Republican candidate John McCain, has been pushing to lift the Congressional ban on off-shore drilling in order to boost U.S. supply.
House Republicans have demanded that House Speaker Nancy Pelosi, D-Calif., call lawmakers back for a vote on an energy package that would include support for domestic drilling.
Analysts say support mounting for an end to some of the off-shore drilling bans has begun to weigh on oil prices.
"Psychologically, it's adding to the decline in prices, even though it won't have an impact on material supply in the next few years," said Neal Dingmann, senior energy analyst with Dahlman Rose & Co.
"Fundamentally, this wouldn't make a difference until the end of 2010 at the earliest - most of these fields don't even have rigs set up yet," he added.
Expensive gas: Soaring fuel prices have weighed heavily on consumers in the U.S., the world's largest oil consumer.
A daily survey from motorist group AAA showed Monday that while average gas prices fell slightly to $3.881 a gallon from the day before, they're still more than $1 higher than a year ago.
A recent CNN/Opinion Research poll found that 75% of respondents said prices at the pump are a "financial hardship," up from 60% in April.
Faced with high gas bills, many people have changed their driving habits or turned to more fuel-efficient vehicles, as illustrated by last month's plummeting auto sales.
Iran: Worries about demand also overshadowed tensions between the U.S. and the oil producing nation of Iran.
The commander of Iran's Islamic Revolutionary Guard reportedly said Monday that in the event of conflict, Iran could close the Strait of Hormuz - a waterway used to transport nearly 40% of the world's oil.
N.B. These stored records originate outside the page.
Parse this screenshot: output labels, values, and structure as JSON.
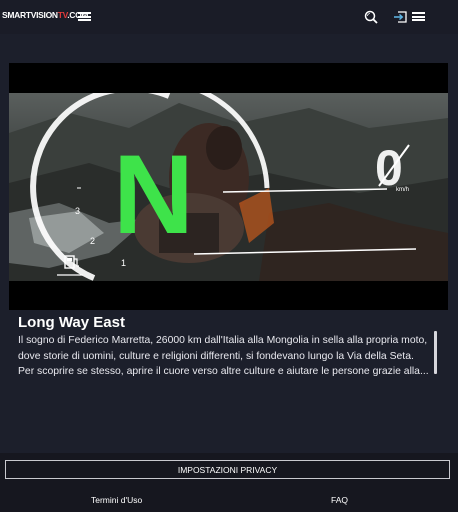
{
  "header": {
    "logo_main": "SMARTVISION",
    "logo_accent": "TV",
    "logo_suffix": ".COM"
  },
  "video": {
    "hud_gear": "N",
    "hud_speed": "0",
    "hud_speed_unit": "km/h",
    "hud_ticks": [
      "1",
      "2",
      "3"
    ]
  },
  "content": {
    "title": "Long Way East",
    "description": "Il sogno di Federico Marretta, 26000 km dall'Italia alla Mongolia in sella alla propria moto, dove storie di uomini, culture e religioni differenti, si fondevano lungo la Via della Seta. Per scoprire se stesso, aprire il cuore verso altre culture e aiutare le persone grazie alla..."
  },
  "footer": {
    "privacy_label": "IMPOSTAZIONI PRIVACY",
    "terms_label": "Termini d'Uso",
    "faq_label": "FAQ"
  },
  "colors": {
    "background": "#1c1f2b",
    "header": "#1a1c27",
    "footer": "#16171f",
    "hud_green": "#3ee34a",
    "logo_accent": "#e23a3a"
  },
  "icons": [
    "menu-icon",
    "search-icon",
    "login-icon",
    "menu-icon",
    "fuel-icon"
  ]
}
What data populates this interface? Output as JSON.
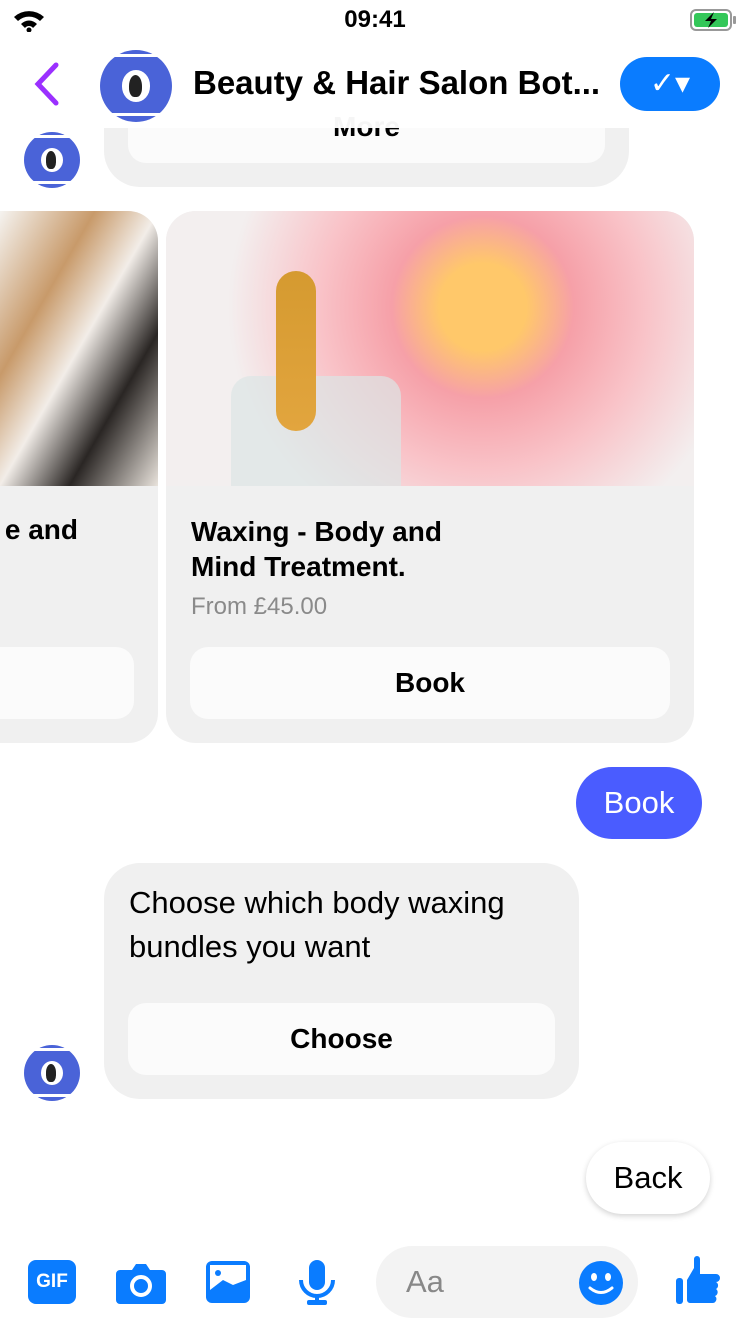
{
  "status": {
    "time": "09:41",
    "wifi_icon": "wifi-icon",
    "battery_icon": "battery-charging-icon"
  },
  "header": {
    "title": "Beauty & Hair Salon Bot...",
    "back_icon": "chevron-left-icon",
    "verify_label": "✓▾"
  },
  "messages": {
    "prev_button": "More",
    "cards": [
      {
        "title": "e and",
        "button": ""
      },
      {
        "title_line1": "Waxing - Body and",
        "title_line2": "Mind Treatment.",
        "subtitle": "From £45.00",
        "button": "Book"
      }
    ],
    "user_reply": "Book",
    "bot_text": "Choose which body waxing bundles you want",
    "bot_button": "Choose",
    "quick_reply": "Back"
  },
  "composer": {
    "placeholder": "Aa"
  },
  "colors": {
    "accent": "#0a7cff",
    "user_bubble": "#4a5cff",
    "back": "#9b30ff"
  }
}
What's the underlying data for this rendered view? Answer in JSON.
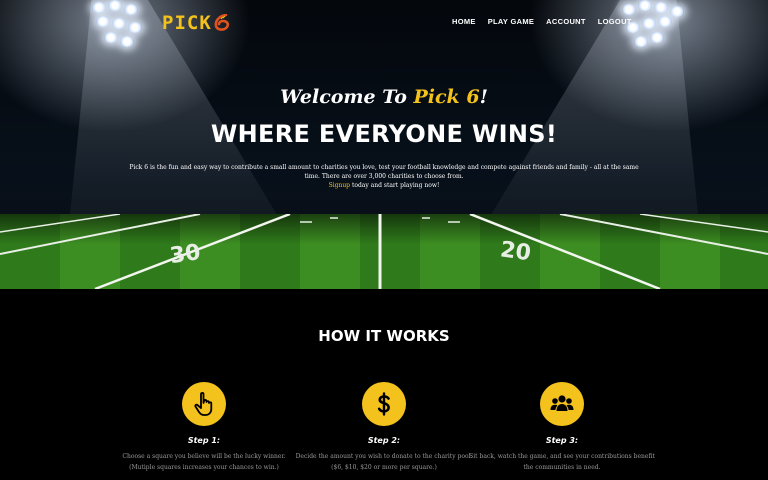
{
  "brand": {
    "logo_text": "PICK",
    "logo_icon": "football-six-icon",
    "accent": "#f4c21c"
  },
  "nav": [
    {
      "label": "HOME"
    },
    {
      "label": "PLAY GAME"
    },
    {
      "label": "ACCOUNT"
    },
    {
      "label": "LOGOUT"
    }
  ],
  "hero": {
    "welcome_prefix": "Welcome To ",
    "welcome_brand": "Pick 6",
    "welcome_suffix": "!",
    "tagline": "WHERE EVERYONE WINS!",
    "intro_text": "Pick 6 is the fun and easy way to contribute a small amount to charities you love, test your football knowledge and compete against friends and family - all at the same time. There are over 3,000 charities to choose from.",
    "signup_link": "Signup",
    "signup_suffix": " today and start playing now!",
    "field_left_number": "30",
    "field_right_number": "20"
  },
  "how_it_works": {
    "title": "HOW IT WORKS",
    "steps": [
      {
        "icon": "pointing-hand-icon",
        "label": "Step 1:",
        "desc": "Choose a square you believe will be the lucky winner. (Mutiple squares increases your chances to win.)"
      },
      {
        "icon": "dollar-icon",
        "label": "Step 2:",
        "desc": "Decide the amount you wish to donate to the charity pool. ($6, $10, $20 or more per square.)"
      },
      {
        "icon": "group-icon",
        "label": "Step 3:",
        "desc": "Sit back, watch the game, and see your contributions benefit the communities in need."
      }
    ]
  }
}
Mohammad Ali Jafari said the closure would be "very feasible," according to news reports.
Iran, the second-largest producing member of the Organization of Petroleum Exporting Countries, missed an Aug. 2 deadline for halting uranium enrichment.
The country drew criticism from Secretary of State Condoleezza Rice, who said Saturday that the U.S. would propose sanctions against Iran to the U.N Security Council if the country did not stop enriching uranium - a key component for both nuclear reactors and weapons.
Tensions between Iran and the West have been a constant concern to oil investors over the past several months, and "some of that is already priced in" to the market, said Amanda Kurzendoerfer, commodities analyst with Summit Energy.